According to what I know, G80/G92 architecture has 8192 registers. Visual profiler tells me my kernel uses 81 registers.
81*96 < 8192
Yet I get the dreaded “too many resources for launch” error when running 96 threads instead of 64. Even when limiting the registers to 72, I get the same error. I don’t understand why.
Shared memory is not an issue (using 24 bytes static shared memory only).
Grid dim is something in the order of (1000,1,1)
block dim is (96, 1, 1)
This is bizarre. I want to achieve better occupancy, but can’t have it.
Repro attached, I cut all the comments (except the copyright notice) and moved all code into a single .cu file.

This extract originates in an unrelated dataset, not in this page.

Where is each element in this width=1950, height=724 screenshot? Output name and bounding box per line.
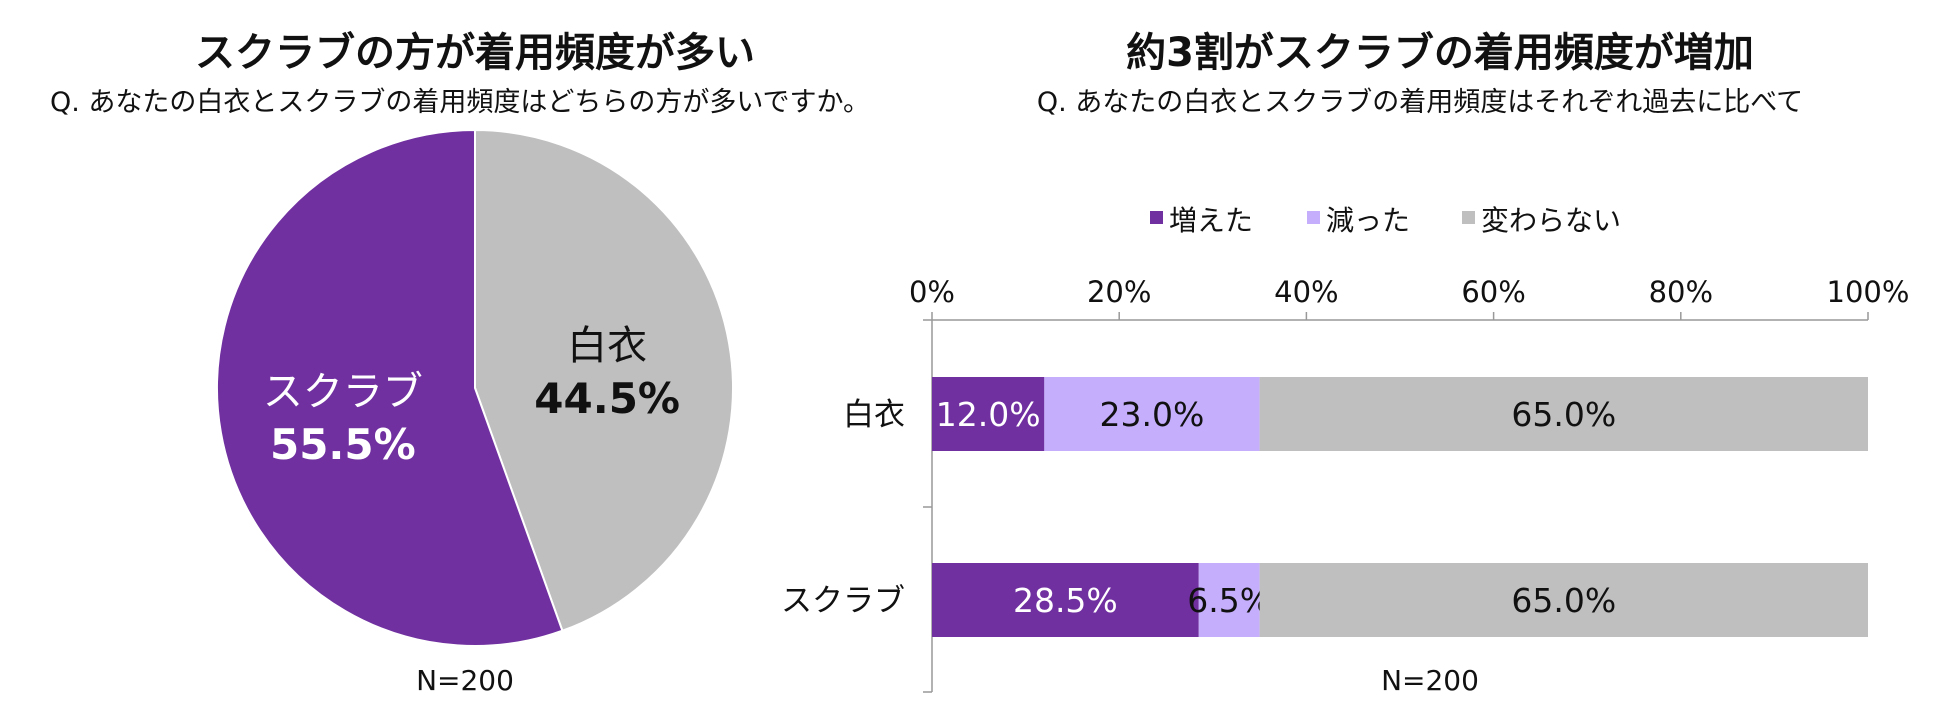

Visual C++ project for SDK 2.2.1 included, tested with Toolkit 2.3 on Vista 32 bit. If you don’t use the project file, be sure to compile with --maxrregcount=256 to prevent it from spilling registers to local memory.
To reproduce the problem, increase STACKHEIGHT define from 64 to 96 and see it fail. Shoot me if I missed something really obvious.
part of .cubin reproduced to verify that it uses 81 registers really.
the SDK is a misnomer–what we call the SDK is a bunch of code samples, cutil is not production quality software. you really should not use it. the toolkit is what people would generally consider the software development kit, and everything contained therein is production quality software. (don’t ask me why the naming works this way)
yeah, occupancy calculator gets this right (I assumed you had looked at that first and that there was a discrepancy). basically, it’s a lot more involved than just (regs per thread * threads per block) < registers.